Poster of My Week with Marilyn

My Week with Marilyn

Biography, Drama

Director: Simon Curtis

Release Date: December 23, 2011

Where to Watch

I had two opportunities to see My Week with Marilyn for free on a plane, and I didn’t because I had the wrong impression of the movie. I thought that it was going to be a coming of age film, but instead of the guy getting laid by a random girl and somehow magically knowing more about life, the girl would be Marilyn Monroe, and I would have to puke from the plot, not the altitude. I was completely wrong.
My Week with Marilyn is a coming of age film for the author of the memoir that the film is based on, Colin Clark, but it is also a portrait of class and movie making in 1950s Britain. My Week with Marilyn lovingly depicts the flaws, foibles and best attributes of such famous people as Sybil Thorndyke, who was played by Judi Dench, Paula Strasberg, who was played by Zoe Wanamaker, Arthur Miller, who was played by Dougray Scott, Laurence Olivier, who was played by Kenneth Branagh, Vivien Leigh, played by Julia Ormond, and of course, Marilyn Monroe, who was played by Michelle Williams.
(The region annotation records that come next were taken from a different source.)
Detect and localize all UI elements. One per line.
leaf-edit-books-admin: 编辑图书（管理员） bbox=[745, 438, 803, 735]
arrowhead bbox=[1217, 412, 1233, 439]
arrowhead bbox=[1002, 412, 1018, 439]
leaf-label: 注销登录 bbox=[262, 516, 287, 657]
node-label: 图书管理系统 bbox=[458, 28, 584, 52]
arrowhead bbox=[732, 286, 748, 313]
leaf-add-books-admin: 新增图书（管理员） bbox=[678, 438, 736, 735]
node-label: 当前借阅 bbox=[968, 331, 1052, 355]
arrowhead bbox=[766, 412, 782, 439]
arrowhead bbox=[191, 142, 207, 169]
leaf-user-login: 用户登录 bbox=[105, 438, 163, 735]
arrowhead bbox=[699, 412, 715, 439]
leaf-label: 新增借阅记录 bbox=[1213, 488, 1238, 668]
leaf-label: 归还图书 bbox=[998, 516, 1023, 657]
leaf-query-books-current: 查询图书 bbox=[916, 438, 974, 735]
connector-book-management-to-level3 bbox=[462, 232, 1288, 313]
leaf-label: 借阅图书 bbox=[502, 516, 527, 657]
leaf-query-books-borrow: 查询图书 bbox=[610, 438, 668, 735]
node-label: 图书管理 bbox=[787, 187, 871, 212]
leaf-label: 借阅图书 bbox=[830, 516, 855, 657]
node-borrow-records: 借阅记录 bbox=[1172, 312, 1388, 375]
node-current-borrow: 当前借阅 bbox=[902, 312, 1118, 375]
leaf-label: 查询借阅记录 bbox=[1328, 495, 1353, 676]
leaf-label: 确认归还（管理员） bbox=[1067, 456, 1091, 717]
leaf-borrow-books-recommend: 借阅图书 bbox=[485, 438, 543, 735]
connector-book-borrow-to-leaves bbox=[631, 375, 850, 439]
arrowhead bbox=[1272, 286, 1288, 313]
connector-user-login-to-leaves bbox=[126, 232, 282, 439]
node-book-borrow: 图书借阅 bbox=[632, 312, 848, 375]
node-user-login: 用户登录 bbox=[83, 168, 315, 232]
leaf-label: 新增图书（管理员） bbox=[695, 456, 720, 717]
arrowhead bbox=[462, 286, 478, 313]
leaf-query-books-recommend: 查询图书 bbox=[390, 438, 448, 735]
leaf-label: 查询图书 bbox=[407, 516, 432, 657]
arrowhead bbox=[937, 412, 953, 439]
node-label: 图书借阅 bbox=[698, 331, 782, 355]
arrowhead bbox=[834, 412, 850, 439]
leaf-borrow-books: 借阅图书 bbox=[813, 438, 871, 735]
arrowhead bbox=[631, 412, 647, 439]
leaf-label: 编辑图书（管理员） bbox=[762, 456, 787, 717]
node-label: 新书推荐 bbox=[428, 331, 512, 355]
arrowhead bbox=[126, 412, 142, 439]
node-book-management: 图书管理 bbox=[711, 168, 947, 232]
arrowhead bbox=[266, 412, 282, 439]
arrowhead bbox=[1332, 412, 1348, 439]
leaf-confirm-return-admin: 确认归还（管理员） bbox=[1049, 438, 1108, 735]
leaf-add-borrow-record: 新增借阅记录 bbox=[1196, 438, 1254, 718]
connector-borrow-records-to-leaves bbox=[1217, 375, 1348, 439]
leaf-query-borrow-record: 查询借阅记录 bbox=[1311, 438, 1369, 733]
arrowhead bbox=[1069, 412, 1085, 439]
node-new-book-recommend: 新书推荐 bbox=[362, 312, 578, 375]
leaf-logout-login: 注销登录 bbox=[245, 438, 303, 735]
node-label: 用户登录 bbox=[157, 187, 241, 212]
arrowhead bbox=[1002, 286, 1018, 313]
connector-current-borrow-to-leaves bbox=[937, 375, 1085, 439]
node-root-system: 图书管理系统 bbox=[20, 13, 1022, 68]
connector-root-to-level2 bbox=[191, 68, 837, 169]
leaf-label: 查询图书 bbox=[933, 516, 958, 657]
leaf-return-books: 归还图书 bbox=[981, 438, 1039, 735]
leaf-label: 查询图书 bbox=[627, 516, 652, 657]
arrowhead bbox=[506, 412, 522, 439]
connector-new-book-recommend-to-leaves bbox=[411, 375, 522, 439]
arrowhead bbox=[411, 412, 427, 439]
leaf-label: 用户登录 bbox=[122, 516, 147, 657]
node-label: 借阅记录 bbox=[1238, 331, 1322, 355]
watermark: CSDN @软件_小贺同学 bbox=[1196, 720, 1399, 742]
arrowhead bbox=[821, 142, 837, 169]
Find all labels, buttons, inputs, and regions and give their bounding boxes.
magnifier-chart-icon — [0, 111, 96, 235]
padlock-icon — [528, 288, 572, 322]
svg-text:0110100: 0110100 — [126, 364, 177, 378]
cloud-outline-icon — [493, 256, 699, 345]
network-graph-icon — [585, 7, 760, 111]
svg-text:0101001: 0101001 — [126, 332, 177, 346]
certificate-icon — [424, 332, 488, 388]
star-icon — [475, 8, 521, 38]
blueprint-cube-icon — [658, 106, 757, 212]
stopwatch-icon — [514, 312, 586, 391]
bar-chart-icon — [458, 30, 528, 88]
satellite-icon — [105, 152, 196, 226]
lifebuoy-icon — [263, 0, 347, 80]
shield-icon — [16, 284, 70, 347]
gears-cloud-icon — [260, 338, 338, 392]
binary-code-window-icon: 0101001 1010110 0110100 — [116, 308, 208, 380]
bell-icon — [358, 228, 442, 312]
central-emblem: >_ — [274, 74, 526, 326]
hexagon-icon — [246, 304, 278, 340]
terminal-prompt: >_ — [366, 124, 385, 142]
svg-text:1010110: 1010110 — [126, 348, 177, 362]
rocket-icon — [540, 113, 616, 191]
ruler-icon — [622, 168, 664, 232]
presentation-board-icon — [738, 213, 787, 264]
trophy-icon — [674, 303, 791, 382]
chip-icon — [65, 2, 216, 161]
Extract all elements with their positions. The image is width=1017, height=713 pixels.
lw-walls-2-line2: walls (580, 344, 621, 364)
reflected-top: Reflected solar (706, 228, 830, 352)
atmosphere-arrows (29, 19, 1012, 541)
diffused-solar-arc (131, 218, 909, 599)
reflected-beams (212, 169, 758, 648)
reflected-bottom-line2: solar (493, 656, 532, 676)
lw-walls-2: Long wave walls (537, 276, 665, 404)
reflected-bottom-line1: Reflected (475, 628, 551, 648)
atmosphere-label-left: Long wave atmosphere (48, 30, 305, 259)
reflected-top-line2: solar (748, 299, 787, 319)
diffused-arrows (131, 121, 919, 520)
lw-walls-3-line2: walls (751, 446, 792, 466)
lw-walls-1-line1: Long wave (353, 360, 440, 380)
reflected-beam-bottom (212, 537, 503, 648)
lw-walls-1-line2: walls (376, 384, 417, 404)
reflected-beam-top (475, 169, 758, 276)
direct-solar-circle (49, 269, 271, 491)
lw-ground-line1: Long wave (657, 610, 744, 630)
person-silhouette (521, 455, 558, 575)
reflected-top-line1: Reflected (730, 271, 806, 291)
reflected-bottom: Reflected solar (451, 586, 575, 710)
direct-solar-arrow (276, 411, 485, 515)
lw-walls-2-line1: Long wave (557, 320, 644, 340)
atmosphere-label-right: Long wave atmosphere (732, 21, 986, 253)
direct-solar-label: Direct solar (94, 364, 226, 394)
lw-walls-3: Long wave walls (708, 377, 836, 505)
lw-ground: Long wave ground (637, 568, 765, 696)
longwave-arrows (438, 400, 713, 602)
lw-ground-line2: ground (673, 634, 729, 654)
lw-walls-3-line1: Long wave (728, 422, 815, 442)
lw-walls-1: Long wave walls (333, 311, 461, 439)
My Week with Marilyn shows how each person is completely special and maddening and how together they could drive each other nuts without intending to. There is also a sense that people project themselves onto Colin and desperately, futile and jealously try to save him from what they have already experienced.
I was most impressed with Dench’s performance (duh) because she simultaneously presented excellence and professionalism, a generous understanding when others did not behave like her on set and a quick instinct when it was appropriate to hide someone’s flaws or rebuke them. Dear Lord, when I grow up, I want to be My Week with Marilyn’s Sybil Thorndyke.
I just saw The Boys from Brazil so I can say that Branagh got the rhythm of Olivier’s voice perfectly, but not sure about the accent. Who cares? We got Branagh. I’m happy that Scott got a better job than usual because he seems to be slumming it. We all have bills. Eddie Redmayne is becoming one of those actors that always gives such a good performance that you take it for granted and don’t even mention him. Ditto for Michelle Williams who knows when to be helpless, to be a star and to put her foot down.
My Week with Marilyn is a must see period piece that is simultaneously a sympathetically dishy memoir about movie stars and finding yourself.